On Barack Obama's watch China's trade deficit with the U.S. ballooned, hitting an all-time high of US$367 billion in 2015. More ominously, Beijing is expanding its geopolitical reach into the international waters of the South China Sea, through building artificial islands and platforms in disputed reefs. Despite the conflicting claims of six other states, Beijing provocatively claims the South China Sea as a kind of exclusive "Mare Nostrum" Our Sea.
While American rhetoric has stressed the right of free navigation in international waters, Washington's words and a downsized U.S. Navy have not stopped China's deeds. Obama's vaunted pivot to Asia was another style-over-substance policy.
North Korea's nuclear threat has expanded. Pyongyang has perfected working nuclear weapons during Obama's administration. There have been five nuclear tests and the regime is working on long-range missile technology, targeting Japan and ultimately the U.S. This could be a first test for Trump. Don't take the bait.
The Middle East
Obama inherited a dangerous but stabilized Iraq. After much American blood and treasure spent toppling Saddam's dictatorship, Iraq was reasonably secure. Obama's precipitous troop pullout caused the string in the national fabric to unravel reopening the sectarian divide. After losing huge swaths of land and cities to the Islamic State (IS), described by Obama as a "junior varsity" terrorist group, only now has Baghdad begun to regain its footing. Slowly they are reclaiming lost land from IS with the help of 5,000 U.S. troops.
Despite the Islamic Republic of Iran being a clear and present danger to regional stability, especially Saudi Arabia and Israel, the Obama team brokered a multilateral diplomatic deal with Russia, China, France, Germany and the U.K. to presumably defuse Iran's embryonic nuclear capacity. While the "deal" as Secretary of State Kerry proudly describes it, has frozen Tehran's nuclear weapons program, not all countries are quite so sanguine. In the meantime, Obama released hundreds of millions of Iranian frozen financial assets and helped Boeing aircraft win contracts to sell Iran Air late model American civilian airliners and technology.

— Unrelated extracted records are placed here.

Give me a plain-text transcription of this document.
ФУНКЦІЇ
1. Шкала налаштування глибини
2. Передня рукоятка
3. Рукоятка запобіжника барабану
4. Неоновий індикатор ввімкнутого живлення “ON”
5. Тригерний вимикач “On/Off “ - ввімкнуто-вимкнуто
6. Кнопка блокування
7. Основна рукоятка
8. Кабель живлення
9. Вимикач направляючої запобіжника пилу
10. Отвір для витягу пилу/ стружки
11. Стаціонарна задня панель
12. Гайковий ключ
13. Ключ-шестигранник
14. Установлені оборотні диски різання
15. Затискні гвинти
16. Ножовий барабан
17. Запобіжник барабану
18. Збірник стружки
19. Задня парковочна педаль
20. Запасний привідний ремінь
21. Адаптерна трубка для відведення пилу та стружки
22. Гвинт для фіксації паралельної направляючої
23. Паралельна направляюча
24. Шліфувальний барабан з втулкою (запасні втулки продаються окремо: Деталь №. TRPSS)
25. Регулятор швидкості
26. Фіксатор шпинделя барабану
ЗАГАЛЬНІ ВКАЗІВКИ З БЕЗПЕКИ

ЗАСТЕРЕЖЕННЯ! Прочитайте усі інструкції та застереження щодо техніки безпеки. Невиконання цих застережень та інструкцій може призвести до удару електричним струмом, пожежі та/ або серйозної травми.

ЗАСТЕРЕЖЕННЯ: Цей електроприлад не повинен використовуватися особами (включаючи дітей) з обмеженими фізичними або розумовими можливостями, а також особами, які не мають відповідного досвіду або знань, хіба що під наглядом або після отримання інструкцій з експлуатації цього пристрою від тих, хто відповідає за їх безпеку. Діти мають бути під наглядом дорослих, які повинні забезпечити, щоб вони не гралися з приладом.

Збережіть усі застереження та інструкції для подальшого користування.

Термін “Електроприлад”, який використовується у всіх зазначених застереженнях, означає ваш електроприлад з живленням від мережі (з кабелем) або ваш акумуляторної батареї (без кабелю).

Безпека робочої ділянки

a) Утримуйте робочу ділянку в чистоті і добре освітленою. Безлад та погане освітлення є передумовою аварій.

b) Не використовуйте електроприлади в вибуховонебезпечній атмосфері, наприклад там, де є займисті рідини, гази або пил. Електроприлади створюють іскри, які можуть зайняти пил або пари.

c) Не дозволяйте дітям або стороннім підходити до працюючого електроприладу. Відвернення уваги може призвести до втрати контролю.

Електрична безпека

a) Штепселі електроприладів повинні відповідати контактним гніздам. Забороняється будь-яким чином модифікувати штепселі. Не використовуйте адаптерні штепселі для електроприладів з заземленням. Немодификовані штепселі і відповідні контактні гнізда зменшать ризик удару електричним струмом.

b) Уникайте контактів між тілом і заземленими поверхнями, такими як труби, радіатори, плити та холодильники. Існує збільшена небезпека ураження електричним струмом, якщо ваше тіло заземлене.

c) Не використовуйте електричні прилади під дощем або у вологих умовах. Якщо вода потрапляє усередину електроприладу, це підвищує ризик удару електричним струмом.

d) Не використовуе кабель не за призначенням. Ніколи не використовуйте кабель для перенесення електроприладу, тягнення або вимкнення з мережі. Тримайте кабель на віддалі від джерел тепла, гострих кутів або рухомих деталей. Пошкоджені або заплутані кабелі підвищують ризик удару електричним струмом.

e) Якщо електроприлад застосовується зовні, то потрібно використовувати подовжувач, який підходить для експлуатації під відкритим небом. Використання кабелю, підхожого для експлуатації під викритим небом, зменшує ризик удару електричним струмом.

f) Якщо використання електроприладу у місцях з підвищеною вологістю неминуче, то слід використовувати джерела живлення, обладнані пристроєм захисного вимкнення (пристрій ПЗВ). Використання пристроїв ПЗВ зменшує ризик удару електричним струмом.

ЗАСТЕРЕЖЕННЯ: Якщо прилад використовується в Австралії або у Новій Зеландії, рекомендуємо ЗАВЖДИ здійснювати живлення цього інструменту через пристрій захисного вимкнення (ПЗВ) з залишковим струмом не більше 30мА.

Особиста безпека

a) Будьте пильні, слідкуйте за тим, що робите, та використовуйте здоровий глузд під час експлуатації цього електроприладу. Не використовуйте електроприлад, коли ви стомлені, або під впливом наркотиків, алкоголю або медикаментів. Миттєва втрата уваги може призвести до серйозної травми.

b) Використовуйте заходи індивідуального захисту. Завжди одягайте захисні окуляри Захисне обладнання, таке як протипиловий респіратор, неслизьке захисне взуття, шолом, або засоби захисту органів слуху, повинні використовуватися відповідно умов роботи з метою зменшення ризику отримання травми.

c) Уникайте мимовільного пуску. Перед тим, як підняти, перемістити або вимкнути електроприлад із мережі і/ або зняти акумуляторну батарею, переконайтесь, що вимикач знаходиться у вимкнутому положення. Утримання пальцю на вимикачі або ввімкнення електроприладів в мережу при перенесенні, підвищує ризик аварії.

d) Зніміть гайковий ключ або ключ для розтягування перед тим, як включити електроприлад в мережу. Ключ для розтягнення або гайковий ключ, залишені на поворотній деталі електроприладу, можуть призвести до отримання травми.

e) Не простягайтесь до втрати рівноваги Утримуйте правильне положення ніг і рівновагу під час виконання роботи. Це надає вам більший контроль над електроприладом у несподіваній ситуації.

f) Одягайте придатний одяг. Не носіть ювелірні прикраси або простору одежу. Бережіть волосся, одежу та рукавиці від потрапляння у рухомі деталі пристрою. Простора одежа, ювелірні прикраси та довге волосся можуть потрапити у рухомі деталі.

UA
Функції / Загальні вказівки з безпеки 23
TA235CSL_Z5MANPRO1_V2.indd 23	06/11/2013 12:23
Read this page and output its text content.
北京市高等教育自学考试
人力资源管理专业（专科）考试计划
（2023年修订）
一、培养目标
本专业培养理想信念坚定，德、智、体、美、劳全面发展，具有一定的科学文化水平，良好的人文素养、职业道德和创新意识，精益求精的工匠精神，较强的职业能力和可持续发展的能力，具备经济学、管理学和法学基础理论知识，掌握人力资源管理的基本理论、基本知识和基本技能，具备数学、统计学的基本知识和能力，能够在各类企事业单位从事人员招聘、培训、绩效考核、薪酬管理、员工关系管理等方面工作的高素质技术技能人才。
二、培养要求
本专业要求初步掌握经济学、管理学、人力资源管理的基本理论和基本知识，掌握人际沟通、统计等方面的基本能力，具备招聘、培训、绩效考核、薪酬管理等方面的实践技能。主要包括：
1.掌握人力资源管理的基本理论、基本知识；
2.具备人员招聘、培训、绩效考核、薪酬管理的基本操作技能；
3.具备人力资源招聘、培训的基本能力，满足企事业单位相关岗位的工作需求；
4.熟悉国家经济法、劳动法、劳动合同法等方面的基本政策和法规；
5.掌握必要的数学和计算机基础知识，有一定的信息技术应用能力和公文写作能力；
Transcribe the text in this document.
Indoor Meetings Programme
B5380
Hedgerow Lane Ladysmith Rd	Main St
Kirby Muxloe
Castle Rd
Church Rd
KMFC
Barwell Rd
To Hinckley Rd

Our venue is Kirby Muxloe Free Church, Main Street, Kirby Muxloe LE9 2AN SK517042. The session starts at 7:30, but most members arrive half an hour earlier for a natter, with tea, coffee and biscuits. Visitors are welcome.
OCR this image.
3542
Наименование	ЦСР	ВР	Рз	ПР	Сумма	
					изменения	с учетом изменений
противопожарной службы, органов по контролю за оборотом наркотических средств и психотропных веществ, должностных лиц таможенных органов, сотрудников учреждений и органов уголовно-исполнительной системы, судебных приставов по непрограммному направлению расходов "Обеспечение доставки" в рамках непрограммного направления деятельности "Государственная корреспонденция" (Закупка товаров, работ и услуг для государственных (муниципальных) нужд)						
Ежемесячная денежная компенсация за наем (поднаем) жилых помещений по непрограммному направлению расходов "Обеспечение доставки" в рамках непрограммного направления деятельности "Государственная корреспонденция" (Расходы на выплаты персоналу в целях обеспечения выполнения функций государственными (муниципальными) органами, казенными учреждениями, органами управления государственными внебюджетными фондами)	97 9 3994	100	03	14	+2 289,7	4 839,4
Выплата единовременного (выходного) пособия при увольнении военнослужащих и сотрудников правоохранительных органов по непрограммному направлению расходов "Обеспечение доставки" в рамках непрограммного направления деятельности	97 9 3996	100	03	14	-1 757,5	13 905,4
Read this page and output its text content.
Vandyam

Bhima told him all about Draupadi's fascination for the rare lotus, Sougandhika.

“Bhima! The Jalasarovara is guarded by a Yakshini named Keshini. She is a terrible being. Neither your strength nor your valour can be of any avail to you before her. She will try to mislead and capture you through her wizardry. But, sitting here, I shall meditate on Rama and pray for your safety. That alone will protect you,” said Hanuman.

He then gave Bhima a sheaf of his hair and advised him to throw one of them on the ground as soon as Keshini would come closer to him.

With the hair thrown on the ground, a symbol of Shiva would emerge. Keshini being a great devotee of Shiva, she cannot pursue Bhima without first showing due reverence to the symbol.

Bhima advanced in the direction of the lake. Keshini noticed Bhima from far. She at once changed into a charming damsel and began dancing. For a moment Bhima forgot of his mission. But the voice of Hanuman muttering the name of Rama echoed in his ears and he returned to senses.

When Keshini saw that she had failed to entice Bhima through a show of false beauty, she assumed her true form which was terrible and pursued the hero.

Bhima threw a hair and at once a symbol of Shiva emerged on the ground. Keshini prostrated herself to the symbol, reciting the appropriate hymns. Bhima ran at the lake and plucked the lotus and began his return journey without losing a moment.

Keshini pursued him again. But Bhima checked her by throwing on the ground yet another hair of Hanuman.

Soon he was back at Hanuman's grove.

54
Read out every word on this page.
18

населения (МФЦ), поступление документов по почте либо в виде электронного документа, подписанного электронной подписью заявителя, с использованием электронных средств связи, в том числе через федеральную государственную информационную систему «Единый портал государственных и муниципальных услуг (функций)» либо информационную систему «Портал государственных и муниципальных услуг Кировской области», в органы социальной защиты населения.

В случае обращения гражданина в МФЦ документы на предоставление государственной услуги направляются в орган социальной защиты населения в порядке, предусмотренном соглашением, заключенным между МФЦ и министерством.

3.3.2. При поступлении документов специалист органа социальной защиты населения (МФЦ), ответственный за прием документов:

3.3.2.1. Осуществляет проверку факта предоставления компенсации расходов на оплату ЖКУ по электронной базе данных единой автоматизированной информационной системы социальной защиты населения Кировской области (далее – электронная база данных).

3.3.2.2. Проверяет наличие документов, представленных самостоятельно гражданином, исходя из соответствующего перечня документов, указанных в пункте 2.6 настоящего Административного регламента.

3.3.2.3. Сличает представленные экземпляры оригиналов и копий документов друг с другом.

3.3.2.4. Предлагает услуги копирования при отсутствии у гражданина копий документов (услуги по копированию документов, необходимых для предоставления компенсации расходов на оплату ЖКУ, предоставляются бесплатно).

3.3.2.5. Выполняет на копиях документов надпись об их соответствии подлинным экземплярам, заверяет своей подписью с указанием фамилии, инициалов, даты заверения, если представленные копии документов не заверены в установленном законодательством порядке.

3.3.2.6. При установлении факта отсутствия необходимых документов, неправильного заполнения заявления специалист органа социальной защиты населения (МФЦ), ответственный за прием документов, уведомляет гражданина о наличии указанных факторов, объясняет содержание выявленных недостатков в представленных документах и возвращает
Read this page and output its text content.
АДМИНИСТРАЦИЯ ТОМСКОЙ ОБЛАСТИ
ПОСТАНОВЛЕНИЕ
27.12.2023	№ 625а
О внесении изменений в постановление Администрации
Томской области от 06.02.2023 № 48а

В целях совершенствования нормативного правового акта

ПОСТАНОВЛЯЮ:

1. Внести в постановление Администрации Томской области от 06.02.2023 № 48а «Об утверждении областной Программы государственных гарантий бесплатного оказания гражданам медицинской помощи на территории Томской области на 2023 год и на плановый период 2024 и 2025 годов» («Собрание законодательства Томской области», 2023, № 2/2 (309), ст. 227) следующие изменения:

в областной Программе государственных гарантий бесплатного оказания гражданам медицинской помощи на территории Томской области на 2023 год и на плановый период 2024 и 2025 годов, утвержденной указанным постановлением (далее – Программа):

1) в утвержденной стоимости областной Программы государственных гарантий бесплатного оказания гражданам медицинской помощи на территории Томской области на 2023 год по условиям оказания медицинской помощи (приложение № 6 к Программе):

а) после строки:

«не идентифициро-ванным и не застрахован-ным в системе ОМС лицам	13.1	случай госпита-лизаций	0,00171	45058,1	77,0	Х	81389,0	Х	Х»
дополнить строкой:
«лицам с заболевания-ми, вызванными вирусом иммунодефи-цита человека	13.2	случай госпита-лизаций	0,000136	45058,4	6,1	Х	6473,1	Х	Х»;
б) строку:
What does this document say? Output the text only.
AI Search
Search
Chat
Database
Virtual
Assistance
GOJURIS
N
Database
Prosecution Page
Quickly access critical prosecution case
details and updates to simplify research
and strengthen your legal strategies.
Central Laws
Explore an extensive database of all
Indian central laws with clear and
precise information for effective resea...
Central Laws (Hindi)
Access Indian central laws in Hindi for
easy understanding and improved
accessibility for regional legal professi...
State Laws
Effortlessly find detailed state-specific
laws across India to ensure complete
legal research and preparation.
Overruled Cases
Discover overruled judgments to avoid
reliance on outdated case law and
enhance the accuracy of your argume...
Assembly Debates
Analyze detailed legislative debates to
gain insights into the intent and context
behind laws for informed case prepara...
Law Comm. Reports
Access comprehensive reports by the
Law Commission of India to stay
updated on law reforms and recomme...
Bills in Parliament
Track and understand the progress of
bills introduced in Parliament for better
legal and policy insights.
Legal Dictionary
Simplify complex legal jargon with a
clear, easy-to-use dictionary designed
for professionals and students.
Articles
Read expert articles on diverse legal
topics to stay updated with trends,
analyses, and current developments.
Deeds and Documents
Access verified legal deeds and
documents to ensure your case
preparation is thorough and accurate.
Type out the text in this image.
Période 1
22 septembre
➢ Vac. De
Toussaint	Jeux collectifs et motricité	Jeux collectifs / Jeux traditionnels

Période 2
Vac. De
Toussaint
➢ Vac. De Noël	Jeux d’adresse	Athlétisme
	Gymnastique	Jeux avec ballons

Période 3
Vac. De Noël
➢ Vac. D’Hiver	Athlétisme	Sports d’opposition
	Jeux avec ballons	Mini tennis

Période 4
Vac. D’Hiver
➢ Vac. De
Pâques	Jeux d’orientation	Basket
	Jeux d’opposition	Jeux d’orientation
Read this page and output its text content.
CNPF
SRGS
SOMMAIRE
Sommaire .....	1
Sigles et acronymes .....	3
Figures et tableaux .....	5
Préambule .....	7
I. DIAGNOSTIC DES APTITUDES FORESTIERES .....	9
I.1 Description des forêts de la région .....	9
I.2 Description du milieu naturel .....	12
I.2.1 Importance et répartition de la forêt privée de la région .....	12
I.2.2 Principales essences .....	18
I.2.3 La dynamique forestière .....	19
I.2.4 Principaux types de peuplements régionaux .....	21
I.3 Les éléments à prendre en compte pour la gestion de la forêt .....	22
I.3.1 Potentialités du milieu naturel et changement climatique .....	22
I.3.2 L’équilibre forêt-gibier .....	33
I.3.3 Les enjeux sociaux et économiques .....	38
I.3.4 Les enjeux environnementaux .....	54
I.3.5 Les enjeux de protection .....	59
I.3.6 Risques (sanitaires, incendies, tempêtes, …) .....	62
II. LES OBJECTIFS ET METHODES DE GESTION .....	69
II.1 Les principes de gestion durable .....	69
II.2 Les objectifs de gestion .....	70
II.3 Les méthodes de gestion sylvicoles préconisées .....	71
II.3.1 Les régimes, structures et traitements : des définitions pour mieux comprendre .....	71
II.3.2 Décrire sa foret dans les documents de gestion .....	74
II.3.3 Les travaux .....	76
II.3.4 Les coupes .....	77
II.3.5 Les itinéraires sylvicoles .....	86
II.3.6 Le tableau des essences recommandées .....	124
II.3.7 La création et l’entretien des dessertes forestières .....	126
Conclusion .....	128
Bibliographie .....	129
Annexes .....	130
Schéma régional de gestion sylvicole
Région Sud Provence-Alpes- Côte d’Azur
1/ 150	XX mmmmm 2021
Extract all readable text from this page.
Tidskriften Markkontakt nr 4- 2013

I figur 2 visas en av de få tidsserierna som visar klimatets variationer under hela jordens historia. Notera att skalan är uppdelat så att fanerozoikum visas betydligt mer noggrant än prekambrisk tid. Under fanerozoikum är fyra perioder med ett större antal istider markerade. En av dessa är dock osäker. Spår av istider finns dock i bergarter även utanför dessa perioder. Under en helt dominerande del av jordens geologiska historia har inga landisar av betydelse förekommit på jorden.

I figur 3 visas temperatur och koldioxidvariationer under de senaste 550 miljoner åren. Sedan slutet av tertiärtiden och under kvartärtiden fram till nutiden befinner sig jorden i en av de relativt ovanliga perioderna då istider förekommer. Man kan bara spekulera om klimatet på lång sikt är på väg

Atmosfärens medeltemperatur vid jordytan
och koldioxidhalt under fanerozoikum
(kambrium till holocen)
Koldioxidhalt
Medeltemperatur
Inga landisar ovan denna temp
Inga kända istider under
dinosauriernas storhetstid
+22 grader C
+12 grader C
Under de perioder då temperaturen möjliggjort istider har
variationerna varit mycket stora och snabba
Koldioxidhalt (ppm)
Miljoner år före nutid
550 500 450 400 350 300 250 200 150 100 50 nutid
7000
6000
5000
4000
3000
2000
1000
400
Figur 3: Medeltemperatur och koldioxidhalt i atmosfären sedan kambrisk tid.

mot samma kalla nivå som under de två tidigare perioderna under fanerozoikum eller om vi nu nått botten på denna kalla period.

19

Poor Syria; 500,000 dead, over 10 million people internally displaced or turned into refugees. The so-called Arab Spring began with democratic intentions but soon turned into a bloody sectarian winter. An American seesaw policy of tough words and empty actions toward Syria's dictatorship enflamed a regional conflict and eventually invited bloody backdoor Russian involvement.
There are many more Middle East disasters from Western intervention, such as in Libya (the country is now a chaotic gaggle of warlords and terrorist clans) and Yemen (once Obama's poster child in the region and now torn asunder by rival Saudi and Iranian backed factions). Once-close American relations with Israel are tragically frayed.